Upaya Penguatan Toleransi. Penguatan Pemko Padang terhadap
Forum Kerukunan Umat Beragama (FKUB) adalah bentuk nyata agar pengurusnya lebih aktif dan menjembatani komunikasi lintas iman.
Pendidikan multikultural di sekolah mulai dikembangkan, meski belum merata.
Kegiatan lintas komunitas, seperti bakti sosial atau buka puasa bersama lintas iman, menjadi ruang interaksi positif.
Potensi Kota Padang sebagai Model Toleransi.
Modal budaya Minangkabau yang egaliter dan musyawarah menjadi kekuatan untuk mendorong dialog.
Generasi muda Kota Padang yang semakin terbuka, khususnya melalui pendidikan dan media sosial, menjadi agen perubahan dalam menyemai nilai toleransi.
Kesimpulan:
Keragaman bukanlah beban, melainkan potensi besar yang jika dikelola dengan bijak akan melahirkan kekuatan sosial, spiritual, dan kultural. Pernyataan Walikota Padang H. Fadly Amran yang menegaskan bahwa keragaman itu potensi adalah refleksi dari semangat inklusif dan progresif kepemimpinan kota yang terus berupaya merawat kebersamaan dalam keberagaman.
Al-Qur’an, Hadis, fatwa MUI, dan fikih kebinnekaan semuanya memberikan landasan teologis dan etis bahwa perbedaan adalah sunnatullah. Islam mengajarkan ta’aruf (saling mengenal), tasamuh (toleransi), dan ta’awun (kerja sama) dalam menyikapi pluralitas.

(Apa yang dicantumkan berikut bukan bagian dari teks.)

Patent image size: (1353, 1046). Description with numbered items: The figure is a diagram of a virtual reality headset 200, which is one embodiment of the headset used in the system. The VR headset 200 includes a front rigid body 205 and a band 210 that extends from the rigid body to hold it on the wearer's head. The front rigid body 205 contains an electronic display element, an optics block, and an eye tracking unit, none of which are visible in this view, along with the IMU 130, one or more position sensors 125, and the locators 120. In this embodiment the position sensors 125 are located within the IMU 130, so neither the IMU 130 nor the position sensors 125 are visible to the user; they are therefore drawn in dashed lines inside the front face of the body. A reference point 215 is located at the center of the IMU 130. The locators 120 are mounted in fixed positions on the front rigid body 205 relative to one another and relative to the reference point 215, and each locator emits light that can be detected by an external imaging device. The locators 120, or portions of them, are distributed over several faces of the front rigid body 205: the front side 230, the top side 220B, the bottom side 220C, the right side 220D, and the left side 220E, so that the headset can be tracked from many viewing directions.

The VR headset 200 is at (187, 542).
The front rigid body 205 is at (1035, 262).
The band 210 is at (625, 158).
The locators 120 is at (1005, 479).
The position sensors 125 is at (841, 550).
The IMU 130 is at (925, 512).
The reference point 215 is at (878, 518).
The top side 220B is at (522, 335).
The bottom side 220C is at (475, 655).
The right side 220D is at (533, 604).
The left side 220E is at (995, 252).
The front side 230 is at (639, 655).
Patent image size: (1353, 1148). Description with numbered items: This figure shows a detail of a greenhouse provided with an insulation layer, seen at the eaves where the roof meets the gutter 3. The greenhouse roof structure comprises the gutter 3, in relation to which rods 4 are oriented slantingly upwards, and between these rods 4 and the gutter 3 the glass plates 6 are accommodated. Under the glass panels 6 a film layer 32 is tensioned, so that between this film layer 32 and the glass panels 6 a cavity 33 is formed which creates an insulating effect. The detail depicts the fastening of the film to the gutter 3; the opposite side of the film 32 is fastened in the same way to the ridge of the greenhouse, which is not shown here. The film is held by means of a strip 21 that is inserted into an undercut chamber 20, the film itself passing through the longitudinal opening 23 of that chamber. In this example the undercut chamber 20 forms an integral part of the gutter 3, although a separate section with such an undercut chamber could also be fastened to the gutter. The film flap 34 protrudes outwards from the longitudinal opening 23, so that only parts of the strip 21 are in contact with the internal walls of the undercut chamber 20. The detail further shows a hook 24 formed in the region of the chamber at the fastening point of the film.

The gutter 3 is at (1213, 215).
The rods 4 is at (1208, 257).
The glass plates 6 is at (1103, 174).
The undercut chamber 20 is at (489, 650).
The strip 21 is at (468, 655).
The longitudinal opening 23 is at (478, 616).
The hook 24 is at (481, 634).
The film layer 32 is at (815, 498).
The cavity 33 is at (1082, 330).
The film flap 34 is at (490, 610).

Secara historis, Kota Padang sebagai kota pelabuhan telah lama menjadi ruang perjumpaan antar suku, agama, dan budaya. Ini menjadikannya sebagai laboratorium sosial multikultural yang hidup.
Meski tantangan masih ada — seperti isu rumah ibadah, ekspresi keberagamaan, dan peraturan sosial keagamaan — namun realita menunjukkan bahwa masyarakat Kota Padang secara umum hidup dalam harmoni. Dukungan pemerintah melalui penguatan FKUB dan pendidikan multikultural memperkuat fondasi toleransi yang telah lama tumbuh.
Mengedepankan prinsip “dari perbedaan menuju persatuan,” Kota Padang berpotensi menjadi model nasional dalam membangun peradaban kota yang inklusif, harmonis, dan kosmopolit berbasis nilai-nilai keislaman yang moderat dan terbuka.
Keragaman, jika dirangkul dengan bijak, adalah kekayaan bangsa. Bukan untuk dipertentangkan, tapi untuk dipersatukan. DS. 14052025.